Edward Conlon
Photo: Nina Subin
Most women are better at dancing. On the rare occasions when my mother prevailed on my father to join her on the dance floor, the five of us—three boys, two girls—would laugh as we watched him lumber back and forth, counting out the rhythm like it was math homework. Dancing was not what my father was built for: silver-haired, 62, twice the man—nearly literally, at times—he was as the 135-pounder who joined the Marine Corps in World War II. Bronx Irish, FBI agent, 15 years older than my mother. Survey the room, identify the threat: Who's here? What do we got? He'd rather face off against the crowd than join it for a Lindy or a two-step. Forget about a waltz. Steady on his feet, but not light.

When he died, my mother asked us if we would go to a "bereavement group." It was a sudden death, from a heart attack, and the family was devastated. None of us were eager to go, but all were willing, for her sake. My mother is a psychologist, and maybe she felt she should have a taste of her own medicine, or at least give it a try. A church basement setup, overwhelmingly female in attendance. There was a mood of compassion and also a hint of competition, an unspoken reckoning of who had been cheated more of the allotted three score and 10, as if it were a zero-sum game. Sitting there, among the bereaved, I began to think of it as a kind of unpartnered dance contest—who here had lost most?—and resolved to judge them fairly.

In the grief competition, the highest and lowest scores were clear from the outset. Most of the members were widows, so the woman who was mourning her father and the woman whose only child died stood out. The loser was a middle-aged woman, happily married with children, whose father had died peacefully, after a long life—two years ago! What did she have to complain about? She was taking up a seat. At the other extreme was a woman whose daughter led a life of such tragedy—multiple chronic diseases, loveless until she met a man who jilted her at the altar—that it seemed to redefine the boundaries of bad luck. Understandably, the daughter did not have the sweetest disposition, and the mother bore the brunt of it for decades without complaint. One day, she finally lost it—just once!—and said, "Why don't you drop dead?" And her daughter did, the next day. The game was over, as far as I could tell.

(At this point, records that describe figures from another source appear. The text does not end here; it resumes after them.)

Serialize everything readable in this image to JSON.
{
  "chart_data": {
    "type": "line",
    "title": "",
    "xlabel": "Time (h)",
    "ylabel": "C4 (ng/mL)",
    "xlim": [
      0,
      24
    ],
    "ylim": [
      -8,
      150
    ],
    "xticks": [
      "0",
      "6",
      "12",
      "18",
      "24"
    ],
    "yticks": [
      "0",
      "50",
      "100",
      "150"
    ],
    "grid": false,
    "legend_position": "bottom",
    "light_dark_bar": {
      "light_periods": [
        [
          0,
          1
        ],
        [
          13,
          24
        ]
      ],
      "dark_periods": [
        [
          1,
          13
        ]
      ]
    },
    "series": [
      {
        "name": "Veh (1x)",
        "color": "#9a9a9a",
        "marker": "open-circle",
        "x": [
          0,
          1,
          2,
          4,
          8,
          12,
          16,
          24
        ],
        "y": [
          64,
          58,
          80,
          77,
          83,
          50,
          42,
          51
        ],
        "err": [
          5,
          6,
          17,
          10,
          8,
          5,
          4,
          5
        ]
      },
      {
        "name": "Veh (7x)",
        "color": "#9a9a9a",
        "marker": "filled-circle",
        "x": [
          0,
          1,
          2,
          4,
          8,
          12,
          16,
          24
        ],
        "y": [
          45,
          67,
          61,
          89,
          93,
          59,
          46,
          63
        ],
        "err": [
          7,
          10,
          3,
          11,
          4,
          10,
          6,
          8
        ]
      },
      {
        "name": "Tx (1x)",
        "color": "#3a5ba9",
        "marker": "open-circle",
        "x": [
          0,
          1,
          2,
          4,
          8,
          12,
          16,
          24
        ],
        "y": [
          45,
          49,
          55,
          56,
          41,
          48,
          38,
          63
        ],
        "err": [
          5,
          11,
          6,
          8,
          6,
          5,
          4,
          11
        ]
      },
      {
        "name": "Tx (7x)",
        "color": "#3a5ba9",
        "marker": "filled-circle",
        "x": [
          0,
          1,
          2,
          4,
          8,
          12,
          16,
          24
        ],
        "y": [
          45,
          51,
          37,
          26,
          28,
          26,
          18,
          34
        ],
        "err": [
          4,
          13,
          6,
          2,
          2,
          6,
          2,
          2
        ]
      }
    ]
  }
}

The widows tended to be older than my mother by a decade or more. She had the edge on them, in terms of the time sheet, but these women were immigrant or first-generation Catholics, Italians mostly, who were lost without their husbands, not just emotionally: Some didn't know how to drive, most had never balanced a checkbook, none knew how to change a fuse. Still, what struck me was the way the women struggled so hard to get back to living, and how well they managed. The ones who weren't even trying were the men, the widowers, plainly compelled to attend the group by worried relatives. They were the tragic ones, spending their days at the cemetery, breaking down at the sight of the empty kitchen. They had no interest in life, and if someone had told them to drop dead, they would have been happy to oblige. I didn't even know how to rank them in the contest; they had quit before it started. I knew my father would have been more like them, without the taste or the talent to go on.

Most women are better at dealing with death, I think. Maybe it's because men often believe themselves to be independent, so the shock is overwhelming when they're proven wrong. Women tend to make the opposite mistake, dwelling on their needs more than their abilities, so the correction comes with a consolation prize. We were surprised when my mother suggested we quit the group, three or four weeks in. I don't know whether it made her feel better or worse, cheated or privileged. Had it worked already, or was it not worth it? We were our own group, getting bigger—my older brother was engaged. My mother proposed that we all take dancing lessons instead.